Emily menguap sembari menyingkirkan selimut dari tubuhnya. Menghampiri ranjang adiknya yang mana masih berada di ruangan yang sama dengannya, lalu melompat ke atas tubuh yang masih terbalut selimut dan menggelitikinya.
Di sela tawa yang sudah memenuhi diri, Ainsley memohon agar Emily menghentikan gelitikan itu, "Hentikan! Baiklah! Aku bangun! Aku mohon, hentikan!"
Mata yang sudah terbuka lebar membuat Ainsley tidak lagi digelitiki. Dia berusaha mengatur napas yang seperti sedang dikejar-kejar oleh penagih hutang. Saat mengambil handuk yang menggantung di belakang pintu, dia mencuri kesempatan membalas keusilan Emily dengan hal yang serupa.
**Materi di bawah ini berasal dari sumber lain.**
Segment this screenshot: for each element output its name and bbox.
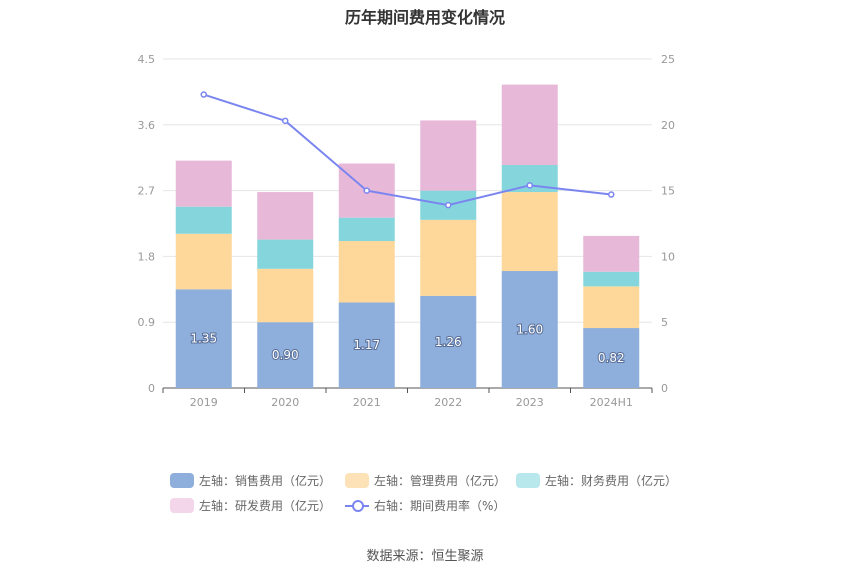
bar-segment <box>175 289 232 388</box>
rate-point <box>445 201 452 209</box>
legend-label: 左轴：管理费用（亿元） <box>374 474 507 488</box>
y-right-tick-label: 25 <box>661 53 675 66</box>
x-tick-label: 2022 <box>434 396 462 409</box>
rate-point <box>608 191 615 198</box>
rate-point <box>200 91 207 98</box>
bar-segment <box>501 271 558 388</box>
x-tick-label: 2020 <box>271 396 299 409</box>
legend-label: 左轴：财务费用（亿元） <box>545 474 678 488</box>
legend-label: 右轴：期间费用率（%） <box>374 499 506 513</box>
y-right-tick-label: 5 <box>661 316 668 329</box>
bar-data-label: 1.26 <box>435 335 462 349</box>
bar-segment <box>257 322 314 388</box>
source-note: 数据来源：恒生聚源 <box>366 549 484 564</box>
bar-segment <box>175 160 232 207</box>
bar-segment <box>583 271 640 287</box>
bar-segment <box>257 268 314 323</box>
x-tick-label: 2021 <box>353 396 381 409</box>
y-left-tick-label: 2.7 <box>138 185 156 198</box>
y-left-tick-label: 4.5 <box>138 53 156 66</box>
bar-segment <box>257 192 314 240</box>
bar-segment <box>501 192 558 272</box>
bar-segment <box>338 217 395 242</box>
y-right-tick-label: 10 <box>661 250 675 263</box>
y-left-tick-label: 1.8 <box>138 250 156 263</box>
bar-segment <box>338 302 395 388</box>
x-tick-label: 2023 <box>516 396 544 409</box>
y-right-tick-label: 20 <box>661 119 675 132</box>
bar-segment <box>420 295 477 388</box>
y-left-tick-label: 0.9 <box>138 316 156 329</box>
bar-data-label: 1.35 <box>190 332 217 346</box>
bar-data-label: 0.90 <box>272 348 299 362</box>
rate-point <box>526 182 533 189</box>
bar-segment <box>583 286 640 329</box>
legend-swatch <box>170 498 194 513</box>
legend-swatch <box>345 473 369 488</box>
y-left-tick-label: 3.6 <box>138 119 156 132</box>
bar-data-label: 1.17 <box>353 338 380 352</box>
bar-segment <box>338 241 395 303</box>
bar-segment <box>175 233 232 290</box>
legend-item[interactable]: 左轴：管理费用（亿元） <box>345 472 506 489</box>
legend-item[interactable]: 左轴：研发费用（亿元） <box>170 497 331 514</box>
legend-swatch <box>516 473 540 488</box>
bar-segment <box>583 235 640 272</box>
x-tick-label: 2019 <box>190 396 218 409</box>
bar-segment <box>583 328 640 388</box>
y-right-tick-label: 15 <box>661 185 675 198</box>
y-right-tick-label: 0 <box>661 382 668 395</box>
bar-data-label: 0.82 <box>598 351 625 365</box>
legend-line-marker <box>345 498 369 513</box>
rate-point <box>282 117 289 125</box>
chart-title: 历年期间费用变化情况 <box>344 8 505 27</box>
y-left-tick-label: 0 <box>148 382 155 395</box>
legend-label: 左轴：销售费用（亿元） <box>199 474 332 488</box>
legend-label: 左轴：研发费用（亿元） <box>199 499 332 513</box>
legend-swatch <box>170 473 194 488</box>
legend-item[interactable]: 左轴：销售费用（亿元） <box>170 472 331 489</box>
bar-data-label: 1.60 <box>516 323 543 337</box>
legend-item[interactable]: 左轴：财务费用（亿元） <box>516 472 677 489</box>
legend-item[interactable]: 右轴：期间费用率（%） <box>345 497 505 514</box>
bar-segment <box>175 206 232 234</box>
x-tick-label: 2024H1 <box>590 396 633 409</box>
rate-point <box>363 187 370 194</box>
bar-segment <box>257 239 314 269</box>
bar-segment <box>501 84 558 166</box>
bar-segment <box>420 120 477 191</box>
rate-line <box>203 93 612 207</box>
bar-segment <box>420 219 477 296</box>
Setelah itu dia berlari keluar kamar secepat mungkin.
Sang ibu yang menyaksikan keusilan mereka tidak bisa menahan tawa. Begitu pun sang ayah yang baru saja terlibat dalam keusilan kedua anaknya. Tubuhnya kerap dijadikan sebagai tempat persembunyian kala dua makhluk kecil itu berkejaran. Kebahagiaan selalu merebak di antara mereka semua.
Di perjalanan menuju sekolah, tingkah lucu mereka kembali terjadi. Kali ini bukan lagi di dalam rumah, melainkan di dalam mobil yang dikendarai oleh sang ayah ketika hendak mengantar anak-anaknya ke sekolah.
"Hari ini kalian pulang dengan bus sekolah ya, karena ibu dan ayah harus pergi ke luar kota. Kami akan kembali besok pagi. Nanti ibu akan mengabari kalian."
"Yes!!" Ainsley dan Emily yang duduk di bangku penumpang serentak bersuara.
Sang ibu mengernyitkan alis dan menggelengkan kepala memandang tingkah laku anak-anaknya. Sedangkan sang ayah yang sedaritadi menyetir mobil hanya bisa tersenyum geli.
"Ibu tidak akan membawakan oleh-oleh jika kalian nakal selama kami pergi."
Ancaman itu seperti aba-aba yang mengharuskan kedua makhluk kecil itu duduk dengan manis tanpa mengeluarkan bantahan sedikit pun.
"Kami tidak akan nakal selama ibu dan ayah pergi. Jadi aku ingin dibawakan mainan mobil-mobilan."
"Kau itu anak perempuan. Mainannya boneka, bukannya mobil-mobilan," ucap Emily bersungut-sungut.
"Tapi aku menginginkannya," Ainsley memasang tampang cemberut.
Emily menyerah dan membiarkan adiknya meminta mainan mobil-mobilan karena bukan hal yang baru lagi jika Ainsley menginginkan mainan anak laki-laki. Kamar mereka pun dipenuhi oleh mainan yang bertolak belakang dari anak perempuan seharusnya.
"Ibu akan membawakannya untuk putri kecil ibu. Tapi syaratnya kalian tidak boleh nakal, ya!"
Ainsley mengangguk mantap. Matanya berbinar cerah tidak sabar menantikan mainan yang akan didapatkan setelah orangtuanya pulang nanti.
"Jaga adikmu, Emily."
"Siap, komandan!" Emily meniru gerakan tangan petugas keamanan sekolah.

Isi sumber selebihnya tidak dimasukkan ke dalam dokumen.